To compare the efficacy and safety of SonazoidTM and SonoVue® in subjects with focal liver lesions (FLLs). The study was conducted at 17 centres in China and Korea. A total of 424 subjects were randomised to receivea single injection of either Sonazoid (0.12 μL microbubbles/kg) or SonoVue (2.4 mL) for contrast-enhanced ultrasound (CEUS) assessment scans. Three blinded readers evaluated the pre- and post-contrast images.Contrast-enhanced CT (CE-CT), CE-MRI, or biopsy provided the reference diagnosis. Safety variables were assessed4 hours after injection, with follow-up at 24 and 72 hours.
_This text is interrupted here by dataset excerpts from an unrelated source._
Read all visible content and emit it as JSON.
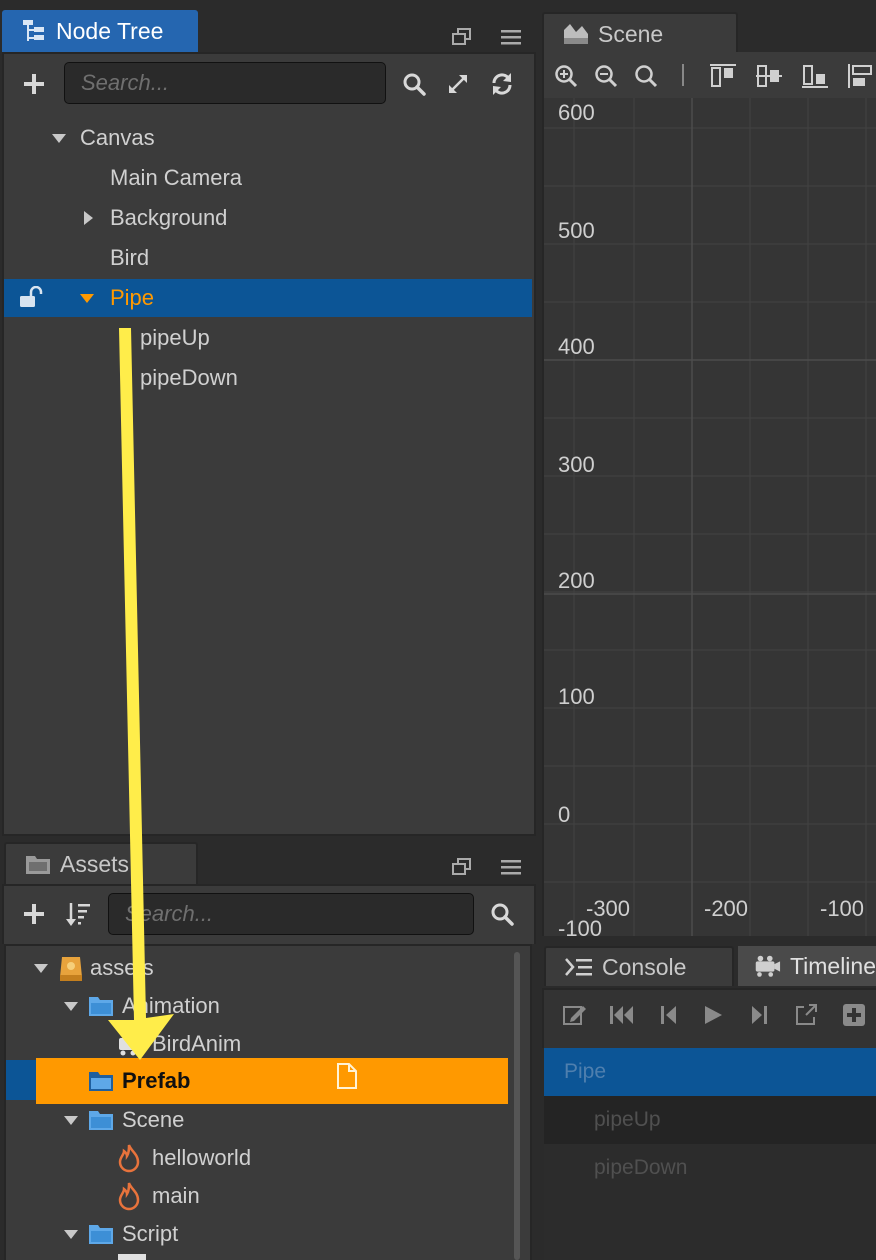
{
  "node_tree": {
    "tab_title": "Node Tree",
    "search_placeholder": "Search...",
    "nodes": [
      "Canvas",
      "Main Camera",
      "Background",
      "Bird",
      "Pipe",
      "pipeUp",
      "pipeDown"
    ]
  },
  "assets": {
    "tab_title": "Assets",
    "search_placeholder": "Search...",
    "items": [
      "assets",
      "Animation",
      "BirdAnim",
      "Prefab",
      "Scene",
      "helloworld",
      "main",
      "Script"
    ]
  },
  "scene": {
    "tab_title": "Scene",
    "y_labels": [
      "600",
      "500",
      "400",
      "300",
      "200",
      "100",
      "0",
      "-100"
    ],
    "x_labels": [
      "-300",
      "-200",
      "-100"
    ]
  },
  "bottom": {
    "console_tab": "Console",
    "timeline_tab": "Timeline",
    "timeline_rows": [
      "Pipe",
      "pipeUp",
      "pipeDown"
    ]
  },
  "colors": {
    "selection_blue": "#0c5596",
    "highlight_orange": "#ff9900",
    "annotation_arrow": "#ffed4a",
    "tab_blue": "#2566b0"
  }
}
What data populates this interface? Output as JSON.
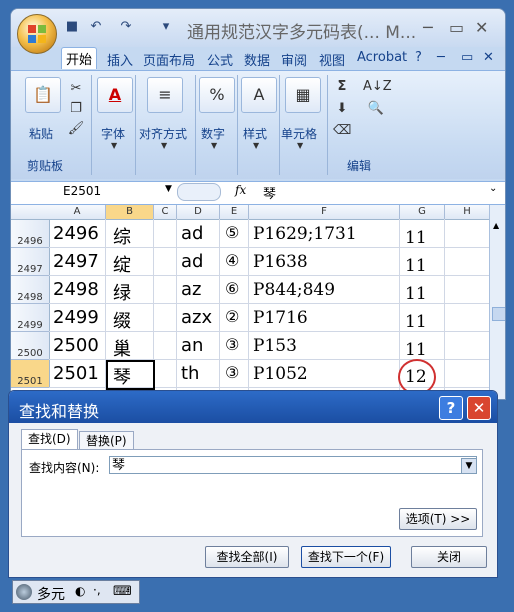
{
  "window": {
    "title": "通用规范汉字多元码表(... M...",
    "ribbon_tabs": [
      "开始",
      "插入",
      "页面布局",
      "公式",
      "数据",
      "审阅",
      "视图",
      "Acrobat"
    ]
  },
  "ribbon": {
    "paste_label": "粘贴",
    "clipboard_group": "剪贴板",
    "font_label": "字体",
    "align_label": "对齐方式",
    "number_label": "数字",
    "number_icon": "%",
    "style_label": "样式",
    "cells_label": "单元格",
    "edit_group": "编辑",
    "sum_icon": "Σ",
    "sort_icon": "A↓Z"
  },
  "formula_bar": {
    "name_box": "E2501",
    "fx": "fx",
    "value": "琴"
  },
  "sheet": {
    "columns": [
      "A",
      "B",
      "C",
      "D",
      "E",
      "F",
      "G",
      "H"
    ],
    "rows": [
      {
        "num": "2496",
        "a": "2496",
        "b": "综",
        "d": "ad",
        "e": "⑤",
        "f": "P1629;1731",
        "g": "11"
      },
      {
        "num": "2497",
        "a": "2497",
        "b": "绽",
        "d": "ad",
        "e": "④",
        "f": "P1638",
        "g": "11"
      },
      {
        "num": "2498",
        "a": "2498",
        "b": "绿",
        "d": "az",
        "e": "⑥",
        "f": "P844;849",
        "g": "11"
      },
      {
        "num": "2499",
        "a": "2499",
        "b": "缀",
        "d": "azx",
        "e": "②",
        "f": "P1716",
        "g": "11"
      },
      {
        "num": "2500",
        "a": "2500",
        "b": "巢",
        "d": "an",
        "e": "③",
        "f": "P153",
        "g": "11"
      },
      {
        "num": "2501",
        "a": "2501",
        "b": "琴",
        "d": "th",
        "e": "③",
        "f": "P1052",
        "g": "12"
      }
    ]
  },
  "dialog": {
    "title": "查找和替换",
    "help": "?",
    "close": "✕",
    "tab_find": "查找(D)",
    "tab_replace": "替换(P)",
    "find_label": "查找内容(N):",
    "find_value": "琴",
    "options_btn": "选项(T) >>",
    "find_all_btn": "查找全部(I)",
    "find_next_btn": "查找下一个(F)",
    "close_btn": "关闭"
  },
  "langbar": {
    "ime_label": "多元"
  },
  "colors": {
    "accent": "#1b4ea3",
    "circle": "#d03030",
    "selected_header": "#f9d78a"
  }
}
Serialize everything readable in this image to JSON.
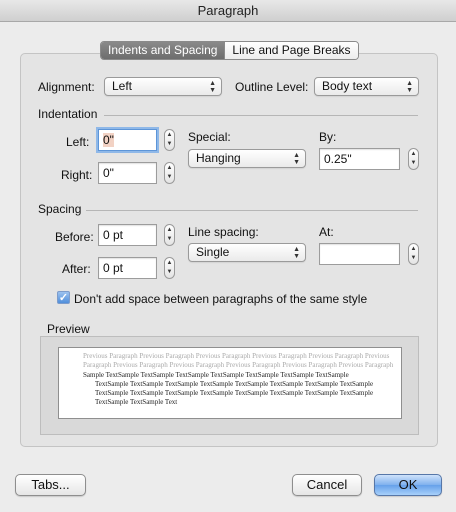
{
  "window": {
    "title": "Paragraph"
  },
  "tabs": [
    {
      "label": "Indents and Spacing",
      "active": true
    },
    {
      "label": "Line and Page Breaks",
      "active": false
    }
  ],
  "general": {
    "alignment_label": "Alignment:",
    "alignment_value": "Left",
    "outline_label": "Outline Level:",
    "outline_value": "Body text"
  },
  "indentation": {
    "title": "Indentation",
    "left_label": "Left:",
    "left_value": "0\"",
    "right_label": "Right:",
    "right_value": "0\"",
    "special_label": "Special:",
    "special_value": "Hanging",
    "by_label": "By:",
    "by_value": "0.25\""
  },
  "spacing": {
    "title": "Spacing",
    "before_label": "Before:",
    "before_value": "0 pt",
    "after_label": "After:",
    "after_value": "0 pt",
    "line_spacing_label": "Line spacing:",
    "line_spacing_value": "Single",
    "at_label": "At:",
    "at_value": "",
    "dont_add_space_label": "Don't add space between paragraphs of the same style",
    "dont_add_space_checked": true
  },
  "preview": {
    "title": "Preview",
    "previous_text": "Previous Paragraph Previous Paragraph Previous Paragraph Previous Paragraph Previous Paragraph Previous Paragraph Previous Paragraph Previous Paragraph Previous Paragraph Previous Paragraph Previous Paragraph",
    "sample_first": "Sample TextSample TextSample TextSample TextSample TextSample TextSample TextSample",
    "sample_rest": "TextSample TextSample TextSample TextSample TextSample TextSample TextSample TextSample TextSample TextSample TextSample TextSample TextSample TextSample TextSample TextSample TextSample TextSample Text"
  },
  "buttons": {
    "tabs_label": "Tabs...",
    "cancel_label": "Cancel",
    "ok_label": "OK"
  },
  "colors": {
    "accent": "#66a1ea",
    "focus_ring": "#8fb8e8",
    "tab_active": "#6d6d6d"
  }
}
There was statistically significant improvement in specificity with Sonazoid for all 3 Readers (p=0.0093) and for Reader 1 (p=0.0023) and Reader 2 (p=0.034) with SonoVue in target focal liver lesion diagnosis as benign or malignant. There was a statistically significant improvement in accuracy for Reader 2(p=0.033) with Sonazoid and for Reader 1(p=0.012) with SonoVue. Sensitivity was generally somewhat higher pre-contrast than post contrast for both Sonazoid and SonoVue. Across all 3 readers Sonazoid and SonoVue were similar in diagnosing FLLs as benign or malignant. Treatment-Emergent AEs (TEAEs) were recorded for 55 (13%) of subjects and the majority were mild in intensity. No serious AEs or deaths occurred in this study. This study indicated that the efficacy of Sonazoid in diagnosing FLLs as benign or malignant was similar to that of SonoVue. Both contrast agents were well tolerated.